On July 15, 1966, the Marines began executing Operation Hastings near the Vietnam DMZ. Seath was a machine gun team leader with Company K/3/4. On July 16th, his company came up against a well-entrenched enemy force and assumed a defensive perimeter. Early in the action, two of the Marines’ M60 machine guns were rendered inoperative, causing the company to lose crucial firepower.
In complete darkness and under continuous enemy fire, Lance Corporal Seath took two broken guns and reassembled one working one. His courage under fire and fighting spirit was credited with saving the company, and he ultimately received the Navy Cross for his valor.
The President of the United States of America takes pleasure in presenting the Navy Cross to Lance Corporal Ned E. Seath, United States Marine Corps, for extraordinary heroism while serving as a Machine Gun Team Leader with Company K, Third Battalion, Fourth Marines, THIRD Marine Division, in the Republic of Vietnam on 16 July 1966. In support of Operation HASTINGS, Company K was positioned in the middle of an enemy infested jungle to establish a blocking position at a major enemy trail network. Shortly after landing, the Company encountered a reinforced enemy platoon in a well-organized, defensive position. In a portion of the perimeter adjacent to Lance Corporal Seath, a machine gunner was wounded and his weapon disabled by enemy fire. Recognizing the importance of stopping the enemy, Lance Corporal Seath moved quickly through withering automatic weapons fire to extract the inoperative machine gun. Working in pitch darkness with only the occasional flickering illumination from aircraft dropped flares above and suffering a leg and hand wound from mortar fire, Lance Corporal Seath expertly crafted an operational M-60 machine gun from the pieces of two disabled weapons. Immediately and with devastating effects, he directed deadly accurate fire at the onrushing enemy. Heedless of his painful wounds, as his field of fire in the prone position became partially obscured by enemy casualties, Lance Corporal Seath stood up fully exposed to the enemy as he continued the withering fire ultimately repelling the enemy’s assault. By his bold leadership, undaunted courage, and complete dedication to duty, Lance Corporal Seath reflected great credit upon himself and upheld the highest traditions of the Marine Corps and the United States Naval Service.
Seath’s heroism went unrecognized for many years. His Navy Cross was presented to him by Secretary of the Navy Ray Mabus on February 11, 2011 at the National Museum of the Marine Corps in Quantico, VA – nearly 45 years after he made two machine guns one, and saved his comrades.

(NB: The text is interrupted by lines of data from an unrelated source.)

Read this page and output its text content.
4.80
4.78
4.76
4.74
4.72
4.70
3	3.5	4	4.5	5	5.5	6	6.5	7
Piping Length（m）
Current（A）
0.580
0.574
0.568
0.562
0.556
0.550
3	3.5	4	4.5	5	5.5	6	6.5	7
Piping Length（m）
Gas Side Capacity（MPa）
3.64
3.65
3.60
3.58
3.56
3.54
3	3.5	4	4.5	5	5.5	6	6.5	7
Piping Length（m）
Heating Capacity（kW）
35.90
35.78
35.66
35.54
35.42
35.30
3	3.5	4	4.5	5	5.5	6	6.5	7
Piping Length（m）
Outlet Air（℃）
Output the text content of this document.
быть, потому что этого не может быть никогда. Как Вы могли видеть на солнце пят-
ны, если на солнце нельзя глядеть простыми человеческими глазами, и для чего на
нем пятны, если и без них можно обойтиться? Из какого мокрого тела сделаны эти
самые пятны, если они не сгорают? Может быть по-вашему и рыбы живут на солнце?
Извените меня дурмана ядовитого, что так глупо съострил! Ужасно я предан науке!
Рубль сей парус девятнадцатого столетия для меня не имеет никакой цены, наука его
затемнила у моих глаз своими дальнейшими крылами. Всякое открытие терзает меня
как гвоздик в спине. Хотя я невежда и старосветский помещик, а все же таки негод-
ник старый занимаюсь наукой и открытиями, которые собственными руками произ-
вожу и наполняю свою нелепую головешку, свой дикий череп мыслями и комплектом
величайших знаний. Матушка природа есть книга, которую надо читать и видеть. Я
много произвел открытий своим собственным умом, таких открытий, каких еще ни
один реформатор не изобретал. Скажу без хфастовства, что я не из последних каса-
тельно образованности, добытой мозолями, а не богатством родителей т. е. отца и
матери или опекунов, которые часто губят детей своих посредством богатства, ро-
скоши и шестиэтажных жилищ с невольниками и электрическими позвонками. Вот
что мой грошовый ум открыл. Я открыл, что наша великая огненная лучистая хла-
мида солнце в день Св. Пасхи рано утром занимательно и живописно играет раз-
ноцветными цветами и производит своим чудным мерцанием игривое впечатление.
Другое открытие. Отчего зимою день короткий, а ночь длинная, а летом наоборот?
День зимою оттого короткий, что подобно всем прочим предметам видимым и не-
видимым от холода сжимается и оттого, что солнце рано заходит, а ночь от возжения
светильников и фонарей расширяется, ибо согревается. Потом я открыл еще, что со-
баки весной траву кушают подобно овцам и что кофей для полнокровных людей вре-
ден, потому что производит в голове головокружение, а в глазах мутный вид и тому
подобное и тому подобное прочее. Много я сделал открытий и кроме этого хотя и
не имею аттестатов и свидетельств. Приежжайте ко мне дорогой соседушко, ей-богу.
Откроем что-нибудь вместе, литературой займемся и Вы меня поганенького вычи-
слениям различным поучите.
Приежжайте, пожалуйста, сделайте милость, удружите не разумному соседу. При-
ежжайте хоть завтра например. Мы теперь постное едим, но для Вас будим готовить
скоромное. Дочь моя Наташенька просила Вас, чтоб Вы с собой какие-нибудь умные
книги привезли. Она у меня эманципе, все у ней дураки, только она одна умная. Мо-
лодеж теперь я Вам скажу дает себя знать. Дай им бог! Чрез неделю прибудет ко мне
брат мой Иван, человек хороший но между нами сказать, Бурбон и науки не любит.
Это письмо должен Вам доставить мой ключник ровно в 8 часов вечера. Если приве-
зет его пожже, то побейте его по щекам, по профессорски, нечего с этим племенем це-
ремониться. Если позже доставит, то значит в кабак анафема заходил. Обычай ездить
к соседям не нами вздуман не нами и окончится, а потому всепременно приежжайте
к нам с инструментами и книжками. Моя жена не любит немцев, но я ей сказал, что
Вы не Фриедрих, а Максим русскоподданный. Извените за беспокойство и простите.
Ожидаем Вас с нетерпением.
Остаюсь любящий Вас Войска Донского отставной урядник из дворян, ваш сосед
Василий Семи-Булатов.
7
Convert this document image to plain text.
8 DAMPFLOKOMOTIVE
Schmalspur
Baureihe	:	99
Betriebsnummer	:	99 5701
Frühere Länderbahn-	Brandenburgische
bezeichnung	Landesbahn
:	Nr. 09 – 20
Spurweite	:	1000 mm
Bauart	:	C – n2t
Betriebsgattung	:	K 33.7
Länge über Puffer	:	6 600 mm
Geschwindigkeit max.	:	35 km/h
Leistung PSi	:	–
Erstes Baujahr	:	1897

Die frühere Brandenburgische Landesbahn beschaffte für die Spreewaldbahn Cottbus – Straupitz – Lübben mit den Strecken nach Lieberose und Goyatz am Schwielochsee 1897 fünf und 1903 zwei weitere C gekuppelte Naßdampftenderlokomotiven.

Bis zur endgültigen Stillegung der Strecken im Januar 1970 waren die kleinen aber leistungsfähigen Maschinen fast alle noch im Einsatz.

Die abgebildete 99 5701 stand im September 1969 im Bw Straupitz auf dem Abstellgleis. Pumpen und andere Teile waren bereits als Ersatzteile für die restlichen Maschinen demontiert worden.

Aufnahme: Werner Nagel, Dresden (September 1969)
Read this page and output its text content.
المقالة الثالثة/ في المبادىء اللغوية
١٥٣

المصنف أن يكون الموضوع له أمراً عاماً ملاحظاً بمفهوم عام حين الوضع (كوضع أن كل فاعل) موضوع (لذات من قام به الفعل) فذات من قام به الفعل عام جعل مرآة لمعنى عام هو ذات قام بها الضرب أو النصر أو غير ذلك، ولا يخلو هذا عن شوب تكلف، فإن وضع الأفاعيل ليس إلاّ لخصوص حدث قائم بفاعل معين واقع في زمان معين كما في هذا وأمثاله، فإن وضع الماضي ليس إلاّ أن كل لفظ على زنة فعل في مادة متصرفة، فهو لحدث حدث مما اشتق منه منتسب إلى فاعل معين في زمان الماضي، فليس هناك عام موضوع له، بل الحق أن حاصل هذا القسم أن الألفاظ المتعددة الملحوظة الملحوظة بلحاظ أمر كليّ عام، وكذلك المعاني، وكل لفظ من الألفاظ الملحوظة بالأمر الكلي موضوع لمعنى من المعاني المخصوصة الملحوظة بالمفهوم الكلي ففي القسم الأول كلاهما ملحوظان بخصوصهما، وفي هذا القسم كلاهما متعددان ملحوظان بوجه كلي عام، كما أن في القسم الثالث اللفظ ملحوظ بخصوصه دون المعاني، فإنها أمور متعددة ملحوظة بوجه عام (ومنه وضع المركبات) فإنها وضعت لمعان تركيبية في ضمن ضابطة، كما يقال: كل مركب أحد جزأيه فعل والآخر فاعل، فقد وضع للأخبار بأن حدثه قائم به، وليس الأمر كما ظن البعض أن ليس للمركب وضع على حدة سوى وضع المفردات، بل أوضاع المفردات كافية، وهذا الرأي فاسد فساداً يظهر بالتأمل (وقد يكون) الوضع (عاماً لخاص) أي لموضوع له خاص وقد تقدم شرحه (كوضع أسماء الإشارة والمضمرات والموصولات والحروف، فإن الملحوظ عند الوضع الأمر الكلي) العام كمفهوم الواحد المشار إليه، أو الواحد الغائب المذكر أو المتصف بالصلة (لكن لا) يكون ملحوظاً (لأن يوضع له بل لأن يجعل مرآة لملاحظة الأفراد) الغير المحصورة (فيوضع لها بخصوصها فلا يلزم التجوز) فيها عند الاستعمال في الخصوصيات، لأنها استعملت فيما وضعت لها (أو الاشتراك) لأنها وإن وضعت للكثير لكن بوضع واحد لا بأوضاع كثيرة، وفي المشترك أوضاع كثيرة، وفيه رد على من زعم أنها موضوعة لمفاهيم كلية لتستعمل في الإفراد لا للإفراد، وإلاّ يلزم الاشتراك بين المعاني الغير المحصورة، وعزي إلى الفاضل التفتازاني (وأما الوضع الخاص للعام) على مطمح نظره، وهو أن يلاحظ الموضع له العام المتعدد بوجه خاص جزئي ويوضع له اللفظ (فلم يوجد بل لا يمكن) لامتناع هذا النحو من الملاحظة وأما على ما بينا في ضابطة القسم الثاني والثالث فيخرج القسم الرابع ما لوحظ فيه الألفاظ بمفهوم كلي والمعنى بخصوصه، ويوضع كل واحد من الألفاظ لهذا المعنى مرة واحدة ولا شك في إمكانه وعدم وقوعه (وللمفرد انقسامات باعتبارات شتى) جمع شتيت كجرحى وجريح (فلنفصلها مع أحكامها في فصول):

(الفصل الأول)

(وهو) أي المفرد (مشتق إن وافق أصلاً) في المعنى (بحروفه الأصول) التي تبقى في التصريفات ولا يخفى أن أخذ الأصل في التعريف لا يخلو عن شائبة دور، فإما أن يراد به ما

His company commander, Robert J. Modrzejewski, was awarded the Medal of Honor for his part in the battle. Modrzejewski will be honored in a future Their Finest Hour post. Today, 3rd Battalion, 4th Marines is attached to the 7th Marine Regiment and the 1st Marine Division and are home based at the Marine Corps Air Ground Combat Center, Twentynine Palms, California.